NHS: Finance

(asked on 21st June 2017) - View Source

Question to the Department of Health and Social Care:

To ask the Secretary of State for Health, who in his Department has lead responsibility for the new capped expenditure process in the NHS.


Answered by
Philip Dunne Portrait
Philip Dunne
This question was answered on 26th June 2017

The National Health Service and wider health system has examined how to sustain and improve care – which produced the NHS Five Year Forward View. The Government committed to providing an additional £10 billion in real terms by 2020-21 to back the NHS’ plan, enabling it to deliver key priorities like seven day care, improved access to cancer treatments and better mental health services.

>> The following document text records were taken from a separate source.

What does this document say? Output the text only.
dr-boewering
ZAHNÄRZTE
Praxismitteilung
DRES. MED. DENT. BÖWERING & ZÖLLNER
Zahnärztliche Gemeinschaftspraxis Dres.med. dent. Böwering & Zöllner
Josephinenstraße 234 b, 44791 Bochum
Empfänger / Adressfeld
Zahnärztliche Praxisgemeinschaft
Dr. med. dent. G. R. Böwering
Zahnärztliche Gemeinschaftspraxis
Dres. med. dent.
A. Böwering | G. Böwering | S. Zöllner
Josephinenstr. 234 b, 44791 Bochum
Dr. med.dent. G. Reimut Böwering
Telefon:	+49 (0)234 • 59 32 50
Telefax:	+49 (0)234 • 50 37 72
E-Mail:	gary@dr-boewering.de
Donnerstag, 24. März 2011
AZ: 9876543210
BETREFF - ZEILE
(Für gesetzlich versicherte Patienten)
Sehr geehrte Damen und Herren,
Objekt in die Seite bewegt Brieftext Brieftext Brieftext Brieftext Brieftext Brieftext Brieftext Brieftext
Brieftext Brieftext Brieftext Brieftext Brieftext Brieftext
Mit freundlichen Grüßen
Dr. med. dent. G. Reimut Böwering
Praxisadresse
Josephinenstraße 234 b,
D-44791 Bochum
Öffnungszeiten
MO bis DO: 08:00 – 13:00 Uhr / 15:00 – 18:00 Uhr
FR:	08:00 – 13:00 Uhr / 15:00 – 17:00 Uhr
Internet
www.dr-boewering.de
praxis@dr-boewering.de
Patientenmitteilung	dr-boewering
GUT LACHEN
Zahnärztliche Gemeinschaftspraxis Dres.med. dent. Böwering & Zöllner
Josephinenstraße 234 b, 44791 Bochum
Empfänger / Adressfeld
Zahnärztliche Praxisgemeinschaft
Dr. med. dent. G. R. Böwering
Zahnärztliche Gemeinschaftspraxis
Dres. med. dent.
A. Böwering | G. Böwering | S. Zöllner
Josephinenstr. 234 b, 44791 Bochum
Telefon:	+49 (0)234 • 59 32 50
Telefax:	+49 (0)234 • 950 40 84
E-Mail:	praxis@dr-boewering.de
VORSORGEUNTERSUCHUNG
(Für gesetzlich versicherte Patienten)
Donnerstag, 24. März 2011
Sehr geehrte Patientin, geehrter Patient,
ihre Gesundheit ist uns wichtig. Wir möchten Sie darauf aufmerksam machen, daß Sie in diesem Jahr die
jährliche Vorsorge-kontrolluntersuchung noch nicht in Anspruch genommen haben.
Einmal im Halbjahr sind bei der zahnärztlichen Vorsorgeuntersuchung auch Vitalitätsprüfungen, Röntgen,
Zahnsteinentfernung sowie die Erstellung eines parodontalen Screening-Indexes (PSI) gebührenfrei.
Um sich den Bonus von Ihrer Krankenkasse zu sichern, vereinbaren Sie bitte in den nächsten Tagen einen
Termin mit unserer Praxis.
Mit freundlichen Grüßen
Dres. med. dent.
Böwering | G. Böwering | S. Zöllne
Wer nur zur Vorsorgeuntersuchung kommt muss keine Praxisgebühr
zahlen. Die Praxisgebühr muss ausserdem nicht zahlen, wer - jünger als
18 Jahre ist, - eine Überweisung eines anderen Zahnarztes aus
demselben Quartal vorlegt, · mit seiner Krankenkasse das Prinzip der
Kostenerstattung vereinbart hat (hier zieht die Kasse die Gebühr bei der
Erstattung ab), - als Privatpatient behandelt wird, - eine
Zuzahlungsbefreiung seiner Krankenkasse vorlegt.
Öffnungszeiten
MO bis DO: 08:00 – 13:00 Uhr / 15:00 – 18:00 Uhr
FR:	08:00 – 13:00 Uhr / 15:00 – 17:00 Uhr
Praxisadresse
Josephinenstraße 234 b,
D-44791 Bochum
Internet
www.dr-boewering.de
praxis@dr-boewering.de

Since then, this Government has committed to increase NHS spending by a minimum of £8 billion in real terms over the next five years, and for the first time to deliver an increase in real funding per head of the population for every year of the parliament. As with all public services, the NHS needs to live within the budget agreed.

As the NHS itself has said, it is unfair if a small number of areas in effect take more than their fair share of that budget at the expense of other people’s hospital services, general practitioner care and mental health clinics elsewhere in the country. Although financial performance across the NHS has significantly improved over the past year, a few areas have not yet finalised their plans to keep within their budget, as the NHS is required to by the 2017/18 Government Mandate.